Political analysts here speculated that the replacement of Strauss by Linowitz indicated that Carter will not attempt to take the “hard decisions” in the Middle East negotiations that are being advocated with increasing volume by elements within his foreign affairs establishment. Those elements are expressing the view that the present difficulties of Premier Menachem Begin’s government offer an opportunity to press for Israeli concessions on Palestinian and other issues.

During his six months as special envoy, Strauss took the position of refusing to impose Administration concepts on the Begin government: When he testified before the House Foreign Affairs Committee’s subcommittee on the Middle East on Oct. 23, he came under fire from critics who cited his statement that “not one iota of an agreement” has been reached in the Israeli-Egyptian talks on autonomy for the Palestinians on the West Bank and Gaza Strip.

Strauss had said that it “may be impossible” to reach an agreement by next May, the deadline set by the Camp David accords and the Israeli-Egyptian peace treaty. However, he said, if only a partial agreement was reached, it would be a success because of the complexity of the issues involved.

Political analysts noted that although Linowitz is a highly respected diplomat with wide experience, he will require time to learn the details and nuances of the Middle East situation and to gain the confidence of the Israelis, Egyptians and other elements in the region. Political analysts in Congress observed that some disappointment would be felt by both Democrats and Republicans at the change-over.
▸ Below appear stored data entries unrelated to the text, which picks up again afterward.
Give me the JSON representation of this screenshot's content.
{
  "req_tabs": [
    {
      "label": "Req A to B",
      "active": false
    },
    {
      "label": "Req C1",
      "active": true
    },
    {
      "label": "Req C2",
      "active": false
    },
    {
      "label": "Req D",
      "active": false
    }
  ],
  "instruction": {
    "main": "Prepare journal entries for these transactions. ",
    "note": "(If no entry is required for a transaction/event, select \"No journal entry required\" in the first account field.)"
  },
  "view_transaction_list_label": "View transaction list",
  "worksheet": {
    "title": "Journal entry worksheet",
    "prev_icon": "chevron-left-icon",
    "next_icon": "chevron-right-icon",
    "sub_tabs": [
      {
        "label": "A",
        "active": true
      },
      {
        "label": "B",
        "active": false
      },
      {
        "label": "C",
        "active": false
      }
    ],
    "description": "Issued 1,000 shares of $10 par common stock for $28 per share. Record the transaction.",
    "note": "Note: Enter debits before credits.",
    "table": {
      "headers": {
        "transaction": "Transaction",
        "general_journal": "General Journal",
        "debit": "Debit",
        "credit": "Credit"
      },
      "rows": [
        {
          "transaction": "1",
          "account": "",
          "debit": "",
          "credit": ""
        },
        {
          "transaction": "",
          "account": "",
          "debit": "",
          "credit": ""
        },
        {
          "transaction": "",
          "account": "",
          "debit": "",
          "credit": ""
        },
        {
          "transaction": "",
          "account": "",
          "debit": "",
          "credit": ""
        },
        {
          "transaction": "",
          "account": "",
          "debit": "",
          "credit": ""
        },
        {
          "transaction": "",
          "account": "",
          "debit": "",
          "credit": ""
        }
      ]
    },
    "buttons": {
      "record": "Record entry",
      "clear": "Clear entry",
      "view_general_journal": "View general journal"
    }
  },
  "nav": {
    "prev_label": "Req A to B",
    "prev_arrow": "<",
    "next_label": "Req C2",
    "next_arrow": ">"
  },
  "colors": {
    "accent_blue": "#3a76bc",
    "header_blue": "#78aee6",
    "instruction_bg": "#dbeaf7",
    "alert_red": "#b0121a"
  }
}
Some Democrats believe that Strauss had a chance to bring Egypt and Israel into some kind of agreement by next spring. Republicans say the President is putting his campaign ahead of the national interest by replacing Strauss at this time.


A key Congressional source noted that as special envoy to the Middle East, Strauss was directly responsible to the President. A major question, the source said, is whether Linowitz will have the same position or whether he would be subject to the views of Secretary of State Cyrus Vance and National Security Advisor Zbigniew Brzezinski.

A newspaper report published here yesterday and attributed to a State Department official said that Strauss wanted to be relieved of his Middle East assignment because he was frustrated and facing failure. A source close to Strauss said such statements were “beneath contempt and dignified comment.”

Linowitz is highly regarded in Washington. He was among the “wise men” who advised the President in the controversy over the presence of Soviet combat troops in Cuba in September. He was among the diplomats under consideration to replace Andrews Young as U.S. Ambassador to the United Nations and was also being considered for the post of U.S. Ambassador to Mexico.